Josh Wolf is a blogger and journalist. He was jailed for not giving up sources, much like Judith Miller was. She had the New York Times behind her; he's on his lonesome. The government's position in both cases is the aiding and abetting of criminals. The defense's position in each case is freedom of the press.

Josh Wolf DID go to jail for blogging. Had he published nothing, the cops and the grand jury wouldn't have come after him.

As for your bet, I will decline for two reasons.

1. I've made no prediction, I've only made my preference known.

2. I don't trust you to pay up, seeing the steady level of dishonesty you have shown over the few months I have had the displeasure of reading your crap.

The only bet I might take is that I get to guest blog on your blog for a week if Obama wins, and you get to guest blog for a day if McCain wins. I offer this uneven payoff because I don't think you have many readers.

no_slappz said...

matty boy,

If my house were burglarized and I learned from reading the neighborhood blog that one of my neighbors videotaped the breaking & entering, I'd expect him to give the tape to the cops.

My Brooklyn neighborhood does have a blog and one of my neighbors has a video camera aimed at the sidewalk in front of his house. A couple of years ago, a murder was committed in daylight in view of the camera. My neighbor willingly gave the video to the police.

Remarkably about a month before the murder, a vicious mugging occurred in the same spot in the late afternoon on a sunny day. As with the murder video, the homeowner was quick to help the cops who then supplied the video to the local news channels. I believe the video led to the capture of the two muggers.

Capture became irrelevant in the murder case. It involved a drug deal in which the buyer decided stabbing the dealer in the neck with a knife was a better idea than paying for his purchase. The dealer died. Apparently the killer suffered enough remorse after learning the dealer was dead that he committed a public-service suicide to close the case.

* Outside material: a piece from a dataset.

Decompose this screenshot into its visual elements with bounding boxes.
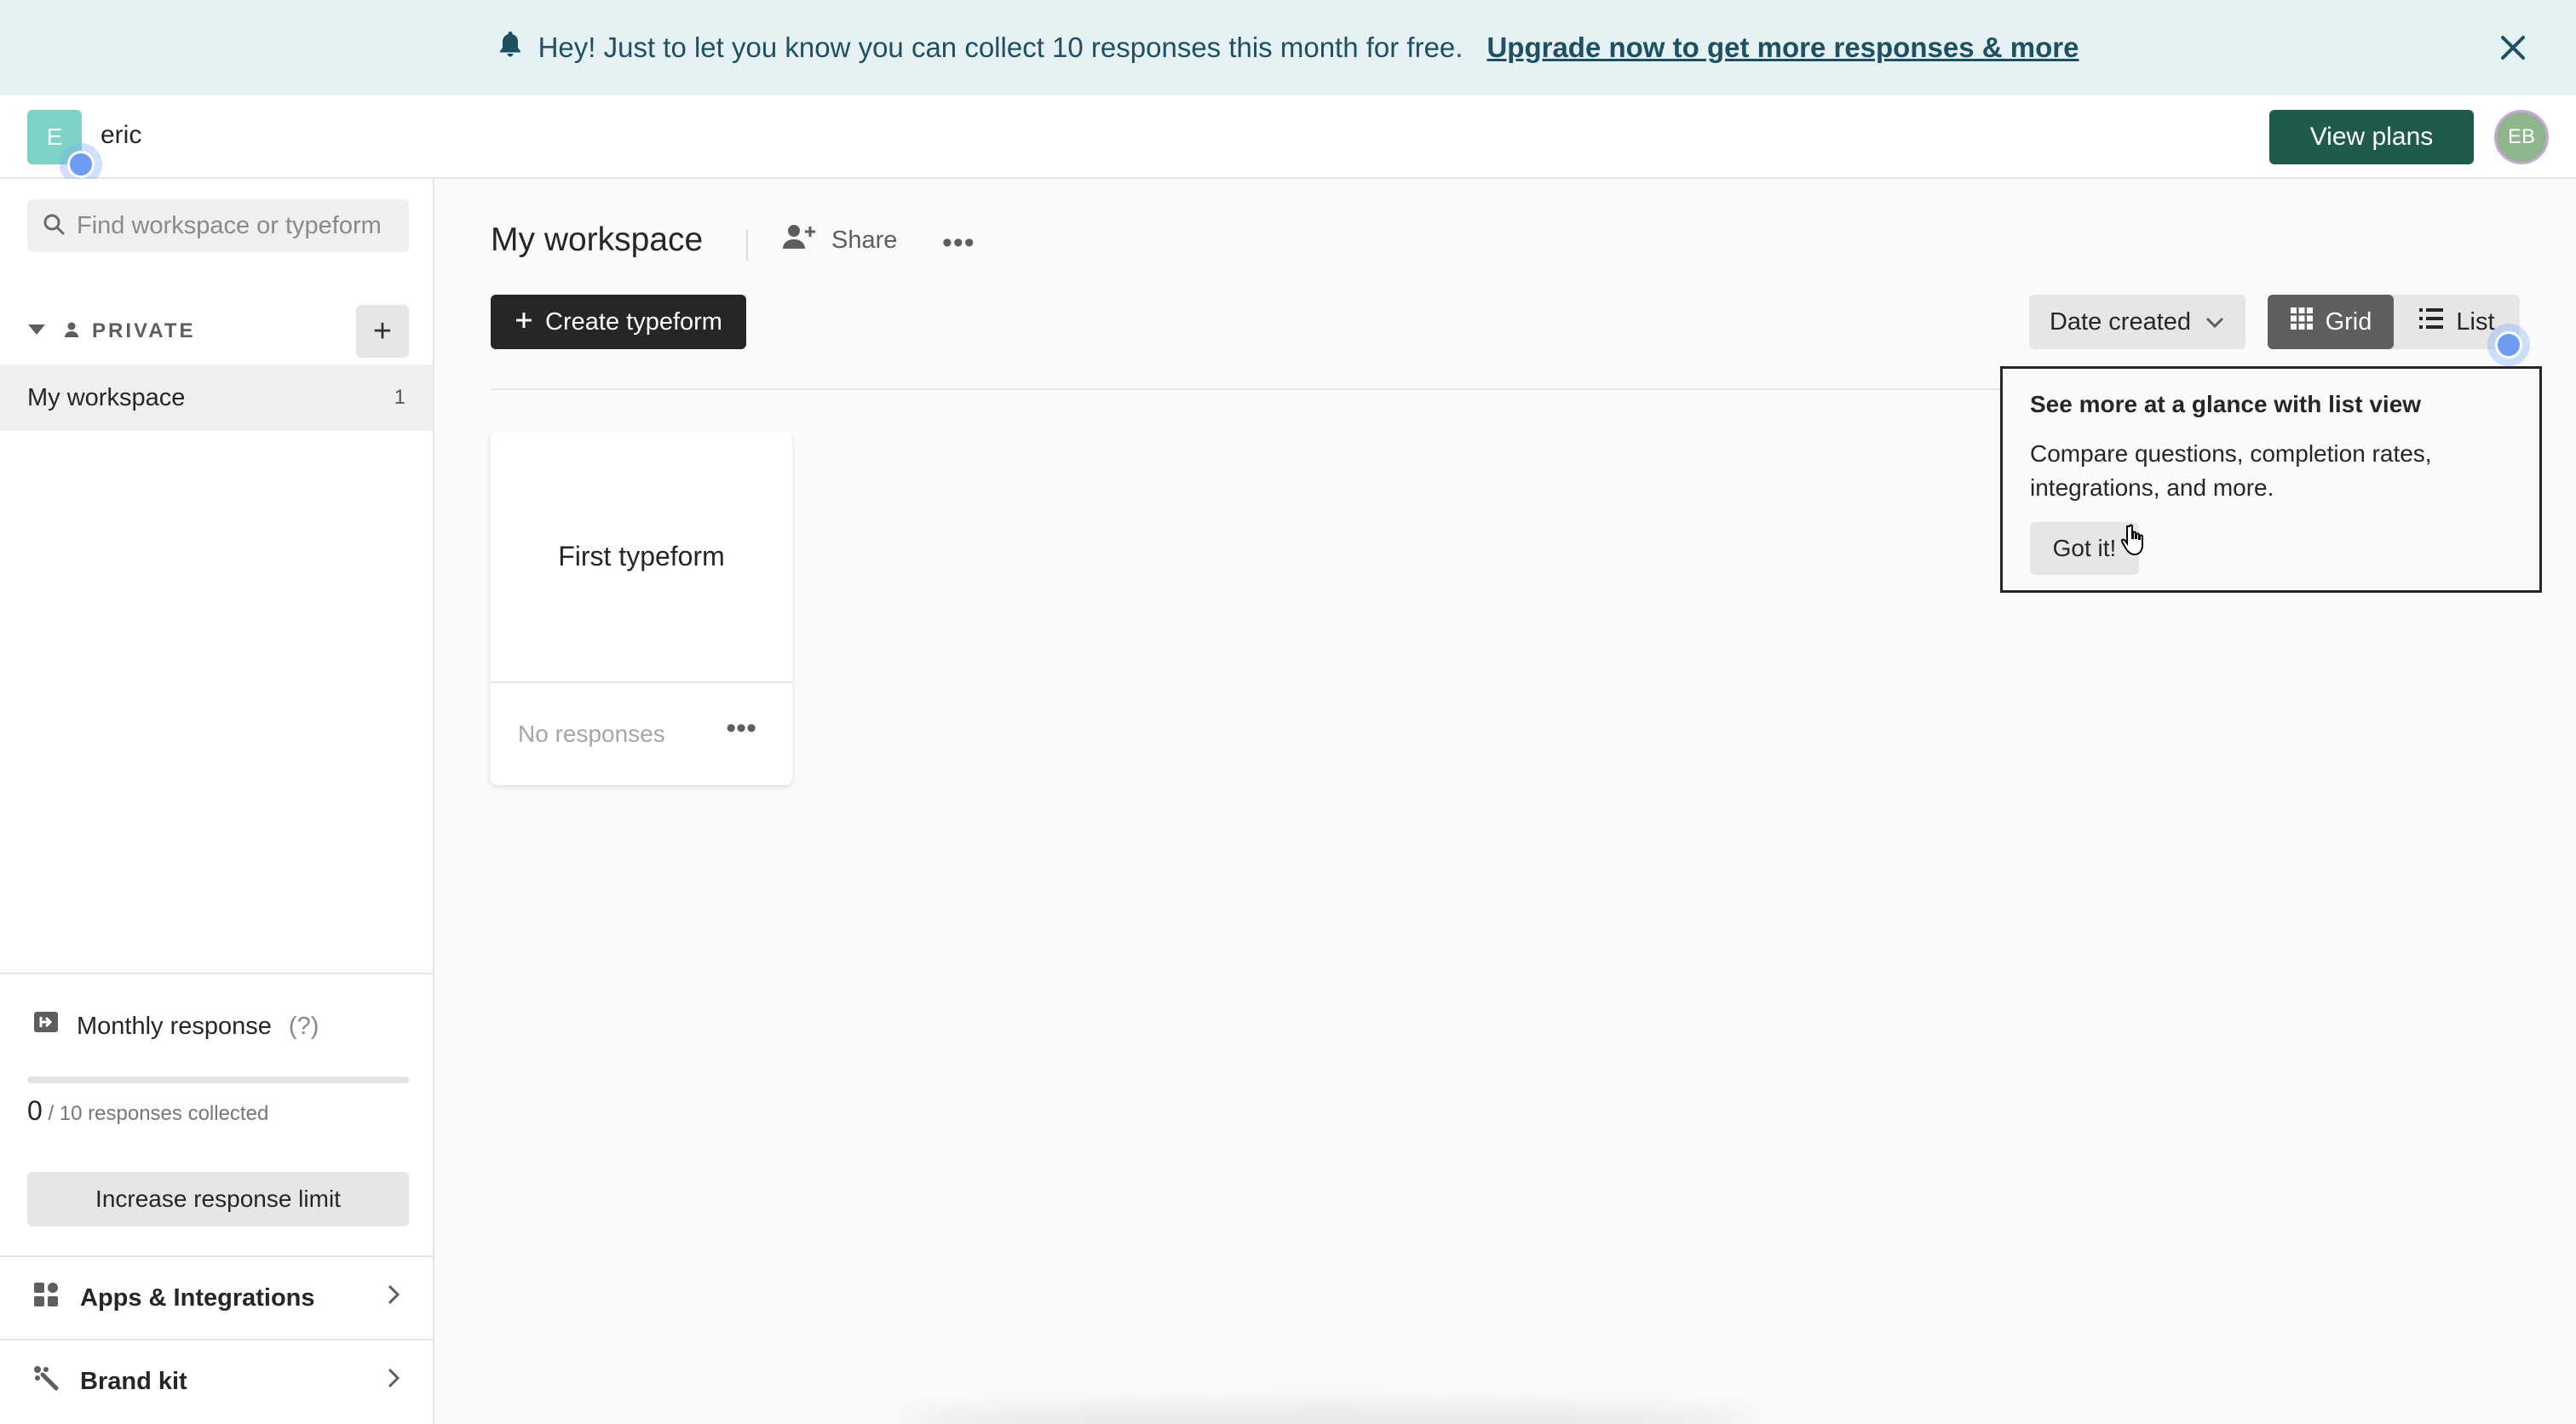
search-box[interactable] [27,199,409,252]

Anyway, since Josh Wolf and my neighbor were not the perpetrators, there is no reason for either to refuse to help. I wouldn't expect Wolf or any other video-taper to provide evidence of his own guilt, but this is something else.

Again, he wasn't jailed for BLOGGING despite your assertions.

Apparently he made a public statement -- undoubtedly available to every person on the planet with an Internet connection -- that came to the attention of the police. Thus, he landed in hot water because he publicly implicated himself in the case.

The only principle he's defending is one he created -- his principle that citizens have a right to protect criminals and help them evade capture.

Of course if he'd kept his fingers off the keyboard for a while, the police would not have known he had compelling evidence.

Martha Stewart got herself in hot water because she lied to a federal agent. At the federal level there are no Miranda rights. She didn't know that and exposed her imperious attitude toward the agent who questioned her, and then she lied to him. That's a prosecutable offense, which she discovered the hard way.

If she had kept her mouth shut from the start or told the agent to speak to her attorney, she would have walked away from the situation without a care in the world.

As for the bet, we can drop the one-dollar cash component. You don't have to declare a choice. You can have the option of razzing me if I am wrong, or ignoring me if I am right.

As for the payoff, I accept your blogging offer.